Russia's central bank cut its key rate to 9.75 percent on Friday and signalled more cuts would probably follow as inflation is on the way to hitting the bank's target.
The central bank's decision to ease monetary policy, which brings the key rate to level last seen in 2014, came as a surprise to some in the market.
The majority of analysts in a Reuters poll had predicted the bank would hold rates.
The bank said in a statement that it "notes that the inflation slowdown is overshooting the forecast, inflation expectations continue to decline and economic activity is recovering. Inflation risks have slightly dropped but remain elevated."
The rouble firmed slightly to 57.26 versus the dollar from 57.37 shortly before the rate call.
The central bank said it would consider cutting rates further as inflation had slowed to a post-Soviet low of 4.3 percent in March. The central bank targets annual inflation at 4 percent.
"The Bank of Russia will assess further dynamics of inflation and the economy ... and admits the possibility of a gradual decline of the key rate in the second and third quarters of the current year," it said.
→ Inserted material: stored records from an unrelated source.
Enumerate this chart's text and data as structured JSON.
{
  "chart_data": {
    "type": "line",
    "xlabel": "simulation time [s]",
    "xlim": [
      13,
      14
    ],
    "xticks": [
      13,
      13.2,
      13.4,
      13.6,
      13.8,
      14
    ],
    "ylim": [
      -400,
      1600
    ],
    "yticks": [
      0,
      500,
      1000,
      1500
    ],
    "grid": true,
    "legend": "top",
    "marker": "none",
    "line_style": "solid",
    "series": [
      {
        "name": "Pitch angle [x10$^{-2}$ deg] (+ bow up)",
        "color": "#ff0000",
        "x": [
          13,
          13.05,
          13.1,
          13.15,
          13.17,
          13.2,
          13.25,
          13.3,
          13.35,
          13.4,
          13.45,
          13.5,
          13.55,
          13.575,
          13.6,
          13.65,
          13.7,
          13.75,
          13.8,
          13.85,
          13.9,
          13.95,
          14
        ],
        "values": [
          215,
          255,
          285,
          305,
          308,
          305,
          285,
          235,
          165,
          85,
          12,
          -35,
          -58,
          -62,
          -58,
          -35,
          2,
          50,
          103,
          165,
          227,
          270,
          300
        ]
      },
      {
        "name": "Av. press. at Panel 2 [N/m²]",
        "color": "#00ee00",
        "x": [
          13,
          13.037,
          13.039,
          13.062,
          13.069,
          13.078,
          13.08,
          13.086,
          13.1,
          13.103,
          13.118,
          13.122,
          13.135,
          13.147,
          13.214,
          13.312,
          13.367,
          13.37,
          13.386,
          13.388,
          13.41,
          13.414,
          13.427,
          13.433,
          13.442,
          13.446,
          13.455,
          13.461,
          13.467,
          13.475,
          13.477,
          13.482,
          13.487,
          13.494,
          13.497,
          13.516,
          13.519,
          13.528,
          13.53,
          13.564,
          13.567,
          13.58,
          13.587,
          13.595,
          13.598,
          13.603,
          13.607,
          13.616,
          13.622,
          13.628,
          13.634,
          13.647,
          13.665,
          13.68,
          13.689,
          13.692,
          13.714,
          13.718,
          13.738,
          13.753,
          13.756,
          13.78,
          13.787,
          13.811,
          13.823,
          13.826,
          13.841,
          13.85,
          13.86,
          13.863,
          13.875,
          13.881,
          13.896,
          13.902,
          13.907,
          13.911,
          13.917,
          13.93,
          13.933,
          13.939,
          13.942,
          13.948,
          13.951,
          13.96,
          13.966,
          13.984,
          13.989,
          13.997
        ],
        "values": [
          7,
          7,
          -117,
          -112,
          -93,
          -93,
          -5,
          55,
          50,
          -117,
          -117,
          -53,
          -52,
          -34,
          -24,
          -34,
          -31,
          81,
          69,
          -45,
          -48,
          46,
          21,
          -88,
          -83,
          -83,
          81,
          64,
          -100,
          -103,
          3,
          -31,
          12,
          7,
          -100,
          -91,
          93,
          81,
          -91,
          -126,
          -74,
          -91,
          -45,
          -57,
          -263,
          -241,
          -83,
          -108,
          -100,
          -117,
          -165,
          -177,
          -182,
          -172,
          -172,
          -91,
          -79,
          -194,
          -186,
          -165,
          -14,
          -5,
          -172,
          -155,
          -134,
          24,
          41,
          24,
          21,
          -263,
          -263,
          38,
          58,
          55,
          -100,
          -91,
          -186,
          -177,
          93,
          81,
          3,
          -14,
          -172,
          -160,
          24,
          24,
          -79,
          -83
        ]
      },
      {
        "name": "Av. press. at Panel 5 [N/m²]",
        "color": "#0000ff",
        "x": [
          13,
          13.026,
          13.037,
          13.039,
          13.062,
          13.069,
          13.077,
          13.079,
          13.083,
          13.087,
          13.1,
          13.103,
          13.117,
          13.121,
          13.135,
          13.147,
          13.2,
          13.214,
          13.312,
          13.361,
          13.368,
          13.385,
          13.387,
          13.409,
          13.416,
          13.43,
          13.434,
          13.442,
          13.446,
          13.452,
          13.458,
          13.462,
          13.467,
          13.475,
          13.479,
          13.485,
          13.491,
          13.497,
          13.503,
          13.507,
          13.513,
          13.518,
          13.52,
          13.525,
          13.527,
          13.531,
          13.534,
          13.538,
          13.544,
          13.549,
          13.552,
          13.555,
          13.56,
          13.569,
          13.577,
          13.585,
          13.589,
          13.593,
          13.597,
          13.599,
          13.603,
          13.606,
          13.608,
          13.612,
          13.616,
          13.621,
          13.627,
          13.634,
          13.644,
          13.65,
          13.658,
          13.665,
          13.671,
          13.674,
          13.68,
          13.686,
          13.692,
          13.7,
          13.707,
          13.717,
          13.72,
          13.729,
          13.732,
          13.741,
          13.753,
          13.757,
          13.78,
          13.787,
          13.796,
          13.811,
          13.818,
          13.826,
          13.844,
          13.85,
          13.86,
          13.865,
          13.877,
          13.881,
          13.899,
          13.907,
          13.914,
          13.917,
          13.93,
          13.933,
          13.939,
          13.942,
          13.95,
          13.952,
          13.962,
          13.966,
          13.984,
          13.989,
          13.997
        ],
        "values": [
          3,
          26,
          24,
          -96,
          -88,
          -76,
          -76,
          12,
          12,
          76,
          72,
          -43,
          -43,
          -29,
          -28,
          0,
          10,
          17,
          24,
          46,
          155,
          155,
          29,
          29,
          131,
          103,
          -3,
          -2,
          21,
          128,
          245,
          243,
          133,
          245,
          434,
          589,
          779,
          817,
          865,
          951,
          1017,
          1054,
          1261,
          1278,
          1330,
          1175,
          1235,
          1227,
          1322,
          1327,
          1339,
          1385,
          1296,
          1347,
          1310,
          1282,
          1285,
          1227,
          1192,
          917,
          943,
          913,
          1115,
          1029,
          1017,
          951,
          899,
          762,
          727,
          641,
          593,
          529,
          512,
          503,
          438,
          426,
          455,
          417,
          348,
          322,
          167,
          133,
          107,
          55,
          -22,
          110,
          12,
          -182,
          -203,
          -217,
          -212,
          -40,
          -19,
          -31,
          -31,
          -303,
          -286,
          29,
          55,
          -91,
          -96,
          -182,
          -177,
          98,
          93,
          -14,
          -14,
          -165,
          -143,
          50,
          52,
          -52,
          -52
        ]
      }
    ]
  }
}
Disinflation was seen as the main argument for the long-awaited rate cut, after the head of the central bank's monetary policy department said earlier this month he would suggest to the board of directors that they consider lowering the rate.
While the central bank pointed to a massive slowdown in inflation from levels of nearly 17 percent seen just over two years ago, the bank expressed concerns about inertia of inflation expectations and volatility on global markets.
The central bank also said on Friday that the economic outlook had improved somewhat. It now sees gross domestic product growing 1-1.5 percent in 2017 compared with its previous forecast of GDP growth of less than 1 percent.
The central bank, however, has not changed its conservative view on prices for oil, Russia's key export. The central bank said on Friday it assumed oil prices would fall to $40 per barrel by the end of the year.
The central bank is set to hold its next rate-setting meeting on April 28.